我在表格中有一些数据如下:
FileDate SumAmount
20150401 90.99
20150401 313
20150403 481.2
20150404 321.27
20150405 103
20150406 25
20150407 180.5
20150408 319.91
20150409 688
20150411 69
20150412 65
20150413 322
20150414 100
20150415 111.97
20150416 979.15
20150417 655.4
20150418 124
20150419 30
20150420 457
20150421 192.6
20150422 191.96
20150423 220
20150424 252.5
20150425 109.1
20150426 135.25
20150427 648.08
20150428 692
20150429 410.99
20150430 170
20150501 166.19
20150502 92
20150503 100
20150504 59
20150505 124.01
20150506 44.5
20150507 331.64
20150508 299.8
我正在尝试设计一个查询,该查询将在数据中找到最高连续4天的值。
基本上,我认为我需要按日期进行分区并对其执行行编号,但我似乎无法正确评估值的语法。
答案 0 :(得分:2)
所以我在连接条件中使用-3,因为这一天本身算作一个。让我知道你的想法。此外,我使用一年中的一天(DY)来确保它只是连续几天,因此我不必手动排列日期。希望这有帮助!
DECLARE @yourTable TABLE(FileDate DATE ,SumAmount FLOAT);
INSERT INTO @yourTable
VALUES ('20150401',90.99),
('20150402',313),
('20150403',481.2),
('20150404',321.27),
('20150405',103),
('20150406',25),
('20150407',180.5),
('20150408',319.91),
('20150409',688),
('20150411',69),
('20150412',65),
('20150413',322),
('20150414',100),
('20150415',111.97),
('20150416',979.15),
('20150417',655.4),
('20150418',124),
('20150419',30),
('20150420',457),
('20150421',192.6),
('20150422',191.96),
('20150423',220),
('20150424',252.5),
('20150425',109.1),
('20150426',135.25),
('20150427',648.08),
('20150428',692),
('20150429',410.99),
('20150430',170),
('20150501',166.19),
('20150502',92),
('20150503',100),
('20150504',59),
('20150505',124.01),
('20150506',44.5),
('20150507',331.64),
('20150508',299.8);
WITH CTE
AS
(
SELECT YEAR(FileDate) yr,DATEPART(DY,FileDate) dy,fileDate,SumAmount
FROM @yourTable
),
CTE_Max_Sum
AS
(
SELECT TOP 1 A.yr,A.dy,A.FileDate,SUM(B.SumAmount) consec4DaySum
FROM CTE A
INNER JOIN CTE B
ON B.dy BETWEEN A.dy - 3 AND A.dy
AND A.yr = B.yr
GROUP BY A.yr,A.dy,A.FileDate
ORDER BY SUM(B.SumAmount) DESC
)
SELECT A.*,B.consec4DaySum
FROM CTE A
INNER JOIN CTE_Max_Sum B
ON A.dy BETWEEN B.dy - 3 AND B.dy
AND A.yr = B.yr
结果:
yr dy fileDate SumAmount consec4DaySum
----------- ----------- ---------- ---------------------- ----------------------
2015 117 2015-04-27 648.08 1921.07
2015 118 2015-04-28 692 1921.07
2015 119 2015-04-29 410.99 1921.07
2015 120 2015-04-30 170 1921.07
答案 1 :(得分:0)
你可以使用CTE来加入每一行及其后续三行(每天)并总结。

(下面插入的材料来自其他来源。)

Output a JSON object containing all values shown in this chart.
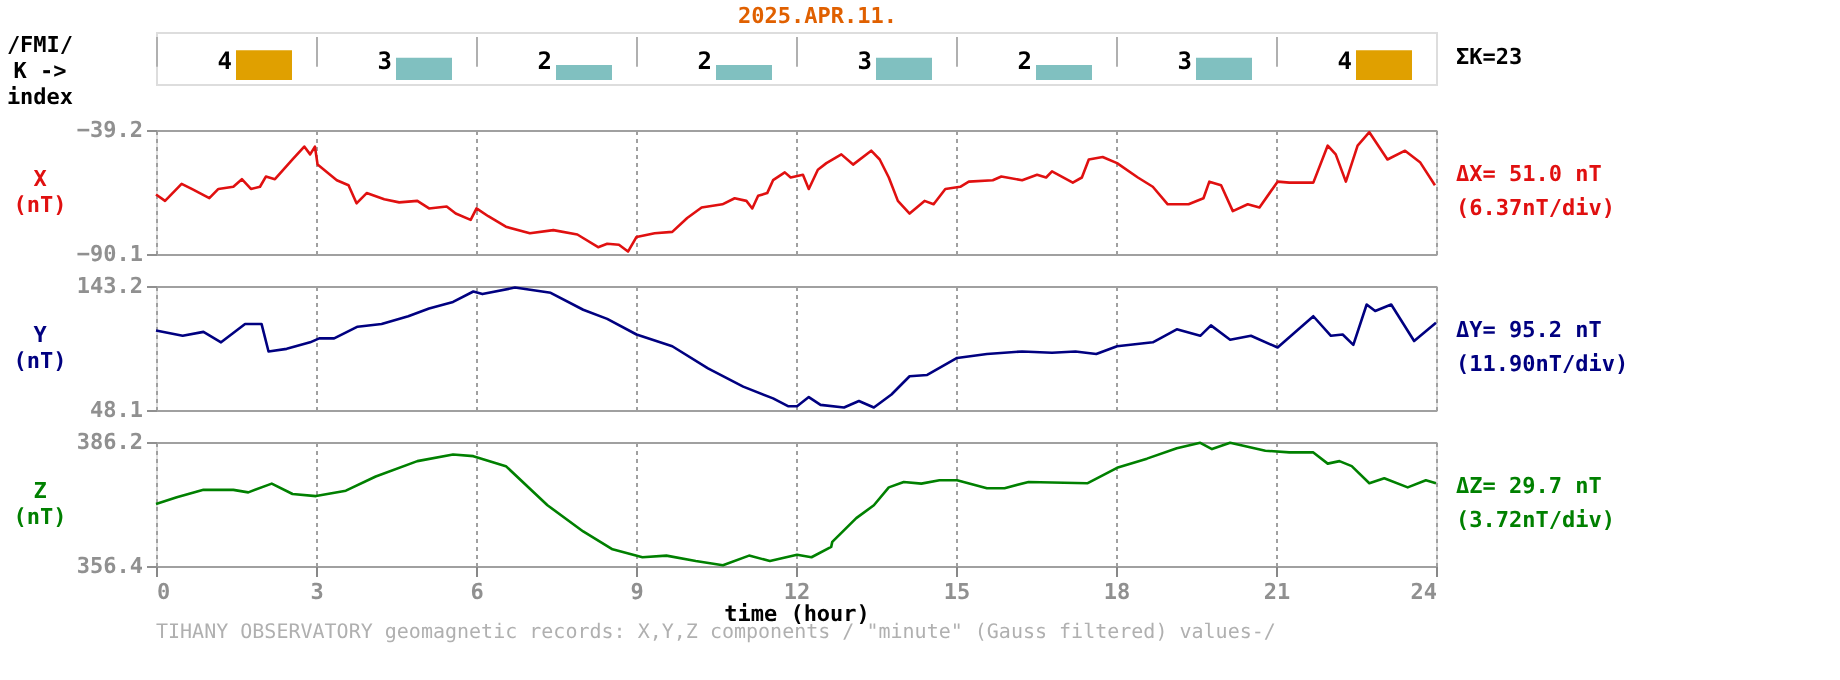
{
  "chart_data": [
    {
      "type": "bar",
      "title": "2025.APR.11.",
      "ylabel": "/FMI/\nK ->\nindex",
      "categories": [
        null,
        null,
        null,
        null,
        null,
        null,
        null,
        null
      ],
      "values": [
        4,
        3,
        2,
        2,
        3,
        2,
        3,
        4
      ],
      "colors": [
        "#e0a000",
        "#80c0c0",
        "#80c0c0",
        "#80c0c0",
        "#80c0c0",
        "#80c0c0",
        "#80c0c0",
        "#e0a000"
      ],
      "data_labels": true,
      "grid": "x",
      "tick_labels": false,
      "annotations": [
        "ΣK=23"
      ]
    },
    {
      "type": "line",
      "ylabel": "X\n(nT)",
      "xlim": [
        0,
        24
      ],
      "xticks": [
        0,
        3,
        6,
        9,
        12,
        15,
        18,
        21,
        24
      ],
      "ylim": [
        -90.1,
        -39.2
      ],
      "yticks": [
        -90.1,
        -39.2
      ],
      "grid": true,
      "tick_labels": "y",
      "annotations": [
        "ΔX= 51.0 nT",
        "(6.37nT/div)"
      ],
      "series": [
        {
          "color": "#e01010",
          "x": [
            0,
            0.17,
            0.48,
            0.67,
            1.0,
            1.17,
            1.45,
            1.61,
            1.78,
            1.95,
            2.06,
            2.23,
            2.56,
            2.78,
            2.89,
            2.98,
            3.03,
            3.39,
            3.61,
            3.76,
            3.95,
            4.28,
            4.56,
            4.9,
            5.12,
            5.45,
            5.62,
            5.9,
            6.01,
            6.23,
            6.56,
            7.01,
            7.45,
            7.9,
            8.29,
            8.46,
            8.68,
            8.85,
            9.01,
            9.35,
            9.68,
            9.96,
            10.23,
            10.62,
            10.85,
            11.07,
            11.18,
            11.29,
            11.46,
            11.57,
            11.79,
            11.9,
            12.13,
            12.24,
            12.41,
            12.57,
            12.85,
            13.07,
            13.41,
            13.57,
            13.74,
            13.91,
            14.13,
            14.41,
            14.58,
            14.8,
            15.08,
            15.24,
            15.69,
            15.85,
            16.24,
            16.52,
            16.69,
            16.8,
            17.19,
            17.36,
            17.49,
            17.75,
            18.02,
            18.41,
            18.69,
            18.97,
            19.36,
            19.64,
            19.75,
            19.97,
            20.19,
            20.47,
            20.69,
            21.03,
            21.25,
            21.7,
            21.97,
            22.12,
            22.31,
            22.53,
            22.75,
            23.09,
            23.42,
            23.7,
            23.98
          ],
          "values": [
            -65.7,
            -68.3,
            -61.3,
            -63.4,
            -67.2,
            -63.4,
            -62.5,
            -59.4,
            -63.4,
            -62.5,
            -58.3,
            -59.4,
            -51.3,
            -46.0,
            -49.2,
            -46.0,
            -53.4,
            -59.8,
            -61.9,
            -69.3,
            -65.1,
            -67.6,
            -68.9,
            -68.3,
            -71.4,
            -70.6,
            -73.5,
            -76.1,
            -71.4,
            -74.6,
            -78.9,
            -81.6,
            -80.3,
            -82.1,
            -87.3,
            -85.9,
            -86.3,
            -89.1,
            -83.1,
            -81.6,
            -81.0,
            -75.3,
            -71.0,
            -69.7,
            -67.2,
            -68.3,
            -71.4,
            -66.2,
            -65.1,
            -59.8,
            -56.6,
            -58.7,
            -57.6,
            -63.4,
            -55.5,
            -52.8,
            -49.2,
            -53.4,
            -47.7,
            -51.3,
            -58.7,
            -68.3,
            -73.5,
            -68.3,
            -69.7,
            -63.4,
            -62.5,
            -60.4,
            -59.8,
            -58.3,
            -59.8,
            -57.6,
            -58.7,
            -56.2,
            -60.8,
            -58.7,
            -51.3,
            -50.3,
            -52.8,
            -58.7,
            -62.5,
            -69.7,
            -69.7,
            -67.2,
            -60.4,
            -61.9,
            -72.5,
            -69.7,
            -71.0,
            -60.4,
            -60.8,
            -60.8,
            -45.6,
            -49.2,
            -60.4,
            -45.6,
            -40.1,
            -51.3,
            -47.7,
            -52.4,
            -61.9
          ]
        }
      ]
    },
    {
      "type": "line",
      "ylabel": "Y\n(nT)",
      "xlim": [
        0,
        24
      ],
      "xticks": [
        0,
        3,
        6,
        9,
        12,
        15,
        18,
        21,
        24
      ],
      "ylim": [
        48.1,
        143.2
      ],
      "yticks": [
        48.1,
        143.2
      ],
      "grid": true,
      "tick_labels": "y",
      "annotations": [
        "ΔY= 95.2 nT",
        "(11.90nT/div)"
      ],
      "series": [
        {
          "color": "#000080",
          "x": [
            0,
            0.5,
            0.89,
            1.22,
            1.67,
            1.98,
            2.11,
            2.45,
            2.89,
            3.06,
            3.34,
            3.78,
            4.23,
            4.73,
            5.12,
            5.57,
            5.95,
            6.12,
            6.73,
            7.4,
            8.01,
            8.46,
            9.01,
            9.68,
            10.35,
            11.01,
            11.57,
            11.85,
            12.02,
            12.24,
            12.46,
            12.9,
            13.18,
            13.46,
            13.79,
            14.13,
            14.46,
            15.02,
            15.58,
            16.24,
            16.8,
            17.24,
            17.63,
            18.02,
            18.69,
            19.14,
            19.58,
            19.78,
            20.14,
            20.53,
            21.03,
            21.7,
            22.03,
            22.25,
            22.45,
            22.7,
            22.86,
            23.16,
            23.59,
            24.0
          ],
          "values": [
            109,
            105,
            108,
            100,
            114,
            114,
            93,
            95,
            100,
            103,
            103,
            112,
            114,
            120,
            126,
            131,
            139,
            137,
            142,
            138,
            125,
            118,
            106,
            97,
            80,
            66,
            57,
            51,
            51,
            58,
            52,
            50,
            55,
            50,
            60,
            74,
            75,
            88,
            91,
            93,
            92,
            93,
            91,
            97,
            100,
            110,
            105,
            113,
            102,
            105,
            96,
            120,
            105,
            106,
            98,
            129,
            124,
            129,
            101,
            115
          ]
        }
      ]
    },
    {
      "type": "line",
      "ylabel": "Z\n(nT)",
      "xlabel": "time (hour)",
      "xlim": [
        0,
        24
      ],
      "xticks": [
        0,
        3,
        6,
        9,
        12,
        15,
        18,
        21,
        24
      ],
      "ylim": [
        356.4,
        386.2
      ],
      "yticks": [
        356.4,
        386.2
      ],
      "grid": true,
      "annotations": [
        "ΔZ= 29.7 nT",
        "(3.72nT/div)",
        "TIHANY OBSERVATORY   geomagnetic records:  X,Y,Z  components   / \"minute\" (Gauss filtered) values-/"
      ],
      "series": [
        {
          "color": "#008000",
          "x": [
            0,
            0.39,
            0.89,
            1.45,
            1.73,
            2.17,
            2.56,
            3.0,
            3.56,
            4.12,
            4.9,
            5.57,
            5.95,
            6.56,
            7.34,
            8.01,
            8.56,
            9.12,
            9.57,
            10.12,
            10.63,
            11.12,
            11.51,
            12.02,
            12.29,
            12.66,
            12.68,
            13.13,
            13.46,
            13.74,
            14.02,
            14.35,
            14.69,
            15.02,
            15.58,
            15.91,
            16.36,
            17.47,
            18.02,
            18.58,
            19.14,
            19.58,
            19.8,
            20.14,
            20.8,
            21.25,
            21.7,
            21.97,
            22.19,
            22.42,
            22.75,
            23.03,
            23.47,
            23.81,
            24.0
          ],
          "values": [
            371.3,
            372.9,
            374.7,
            374.7,
            374.1,
            376.2,
            373.7,
            373.2,
            374.5,
            377.9,
            381.6,
            383.2,
            382.8,
            380.4,
            371.0,
            364.7,
            360.4,
            358.5,
            358.9,
            357.6,
            356.6,
            358.9,
            357.6,
            359.1,
            358.5,
            361.0,
            362.2,
            367.9,
            371.0,
            375.3,
            376.6,
            376.2,
            377.0,
            377.0,
            375.1,
            375.1,
            376.6,
            376.3,
            380.0,
            382.2,
            384.7,
            386.0,
            384.5,
            386.0,
            384.1,
            383.7,
            383.7,
            381.0,
            381.6,
            380.4,
            376.3,
            377.5,
            375.3,
            377.0,
            376.3
          ]
        }
      ]
    }
  ]
}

这个Fiddle遗憾地对我不起作用,它在我的SQL服务器上运行并为你工作。注意递归深度,没有WHERE cte.Consecutive < 4
您很快就会遇到错误。
WITH cte (StartDate, EndDate, Consecutive, SumAmount)
AS (
SELECT t.FileDate, t.FileDate, 1, t.SumAmount FROM dbo.table30194903 t
UNION ALL
SELECT cte.StartDate, t.FileDate, cte.Consecutive + 1, cte.SumAmount + t.SumAmount
FROM dbo.table30194903 t INNER JOIN cte ON DATEADD(DAY, 1, cte.EndDate) = t.FileDate
WHERE cte.Consecutive < 5
)
SELECT *
FROM cte
WHERE cte.Consecutive = 4
ORDER BY cte.SumAmount DESC
编辑:我的查询中有两个错误,它总结了错误的行并显示了系列中的最后一天。
答案 2 :(得分:0)
我认为最简单的方法是使用APPLY
获取每行后n
天内的记录数,然后将其限制为{{1} } date,这可确保您连续几天。然后您可以按总和排序并选择前1:
n
<强> Example on SQL Fiddle 强>
答案 3 :(得分:0)
我想使用子查询添加答案,但与我的cte相比确实需要更多时间......
SELECT t.FileDate, SUM(s.SumAmount)
FROM dbo.table30194903 t
LEFT JOIN dbo.table30194903 s ON t.FileDate <= s.FileDate AND DATEDIFF(DAY, t.FileDate, s.FileDate) < 4
GROUP BY t.FileDate
HAVING COUNT(s.SumAmount) = 4
ORDER BY SUM(s.SumAmount) DESC
答案 4 :(得分:-2)
如何简单地阻止并对一系列日期的值求和?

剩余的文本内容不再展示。